The legs of a stool make angle 35 ° with the
floor as shown in the figure. Find the angles
x and y.
Answers
Answer:
∠X=35° and ∠Y= 145°
Step-by-step explanation:
As we can see in the picture that the stool makes 35° angle with the floor.

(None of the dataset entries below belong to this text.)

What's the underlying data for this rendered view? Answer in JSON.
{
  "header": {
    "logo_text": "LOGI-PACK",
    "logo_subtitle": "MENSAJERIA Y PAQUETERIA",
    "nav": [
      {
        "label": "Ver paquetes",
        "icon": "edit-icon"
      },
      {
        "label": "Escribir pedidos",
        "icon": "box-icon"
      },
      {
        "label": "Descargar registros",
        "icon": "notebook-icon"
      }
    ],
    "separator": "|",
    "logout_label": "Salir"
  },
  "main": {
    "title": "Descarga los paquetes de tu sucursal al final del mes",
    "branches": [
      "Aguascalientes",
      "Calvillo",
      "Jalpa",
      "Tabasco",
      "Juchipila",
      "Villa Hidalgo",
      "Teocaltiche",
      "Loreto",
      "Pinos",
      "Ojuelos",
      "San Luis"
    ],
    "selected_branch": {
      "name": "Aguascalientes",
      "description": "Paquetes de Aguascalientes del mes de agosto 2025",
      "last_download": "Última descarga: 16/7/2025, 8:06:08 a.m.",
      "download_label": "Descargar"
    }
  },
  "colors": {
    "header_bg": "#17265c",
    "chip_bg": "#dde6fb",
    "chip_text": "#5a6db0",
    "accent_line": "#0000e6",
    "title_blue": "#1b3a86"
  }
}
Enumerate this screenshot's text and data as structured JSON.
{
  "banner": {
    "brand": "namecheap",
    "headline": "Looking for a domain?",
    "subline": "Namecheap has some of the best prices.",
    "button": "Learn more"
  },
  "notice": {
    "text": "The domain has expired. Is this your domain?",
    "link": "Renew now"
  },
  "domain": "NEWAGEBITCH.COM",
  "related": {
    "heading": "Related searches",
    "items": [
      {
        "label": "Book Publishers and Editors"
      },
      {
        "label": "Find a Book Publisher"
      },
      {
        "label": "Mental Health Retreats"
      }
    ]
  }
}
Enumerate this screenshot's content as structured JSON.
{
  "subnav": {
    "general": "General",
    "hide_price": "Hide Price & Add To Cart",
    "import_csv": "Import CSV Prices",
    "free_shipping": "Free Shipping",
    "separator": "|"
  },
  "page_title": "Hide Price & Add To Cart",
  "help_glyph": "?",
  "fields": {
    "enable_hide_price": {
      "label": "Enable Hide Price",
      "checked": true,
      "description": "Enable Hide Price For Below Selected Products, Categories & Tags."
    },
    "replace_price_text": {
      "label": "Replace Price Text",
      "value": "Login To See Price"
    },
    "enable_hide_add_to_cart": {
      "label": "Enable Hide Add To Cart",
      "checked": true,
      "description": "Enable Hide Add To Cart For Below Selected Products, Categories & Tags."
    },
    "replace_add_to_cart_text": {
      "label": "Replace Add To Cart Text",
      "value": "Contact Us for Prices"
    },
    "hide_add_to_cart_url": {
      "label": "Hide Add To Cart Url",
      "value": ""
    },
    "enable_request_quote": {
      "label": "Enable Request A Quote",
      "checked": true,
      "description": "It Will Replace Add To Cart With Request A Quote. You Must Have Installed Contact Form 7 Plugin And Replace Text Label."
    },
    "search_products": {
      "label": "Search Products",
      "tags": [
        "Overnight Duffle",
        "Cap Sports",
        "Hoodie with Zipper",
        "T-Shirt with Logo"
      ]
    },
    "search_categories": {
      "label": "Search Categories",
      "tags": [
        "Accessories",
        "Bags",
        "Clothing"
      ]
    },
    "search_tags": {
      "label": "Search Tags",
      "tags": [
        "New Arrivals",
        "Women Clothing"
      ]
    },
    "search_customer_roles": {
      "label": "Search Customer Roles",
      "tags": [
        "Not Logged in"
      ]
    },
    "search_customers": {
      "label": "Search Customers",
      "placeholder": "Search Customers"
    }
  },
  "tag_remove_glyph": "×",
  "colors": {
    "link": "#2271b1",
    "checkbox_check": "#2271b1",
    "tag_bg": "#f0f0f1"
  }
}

So we can say that ∠OQR=35°
Since the ∠X=∠SPQ and ∠SPQ=∠PQR
We can say ∠X=35°
∠X and ∠Y makes a linear line.
∴ ∠X + ∠Y =180°
=> ∠Y= 180°-35°
=> ∠Y= 145°
Answer:
∠X=35° and ∠Y= 145°
Step-by-step explanation:
As per the question,
From the figure, AB and MN are two parallel lines and that the stool makes 35° angle with the ground, that is
∠OAB = 35°
Since the ∠X=∠MNO and ∠Y=∠NMO
As we know that the interior angle between the two parallel lines is equal.
Therefore,
∠MNO = ∠OAB = 35°
Hence, ∠X=35°
Now, we can see that
∠X and ∠Y makes a straight line and the angle made by a straight line is equal to = 180°
∴ ∠X + ∠Y = 180°
=> ∠Y= 180°-35°
∴ ∠Y= 145°
Hence, the angles X and Y are 35° and 145° respectively.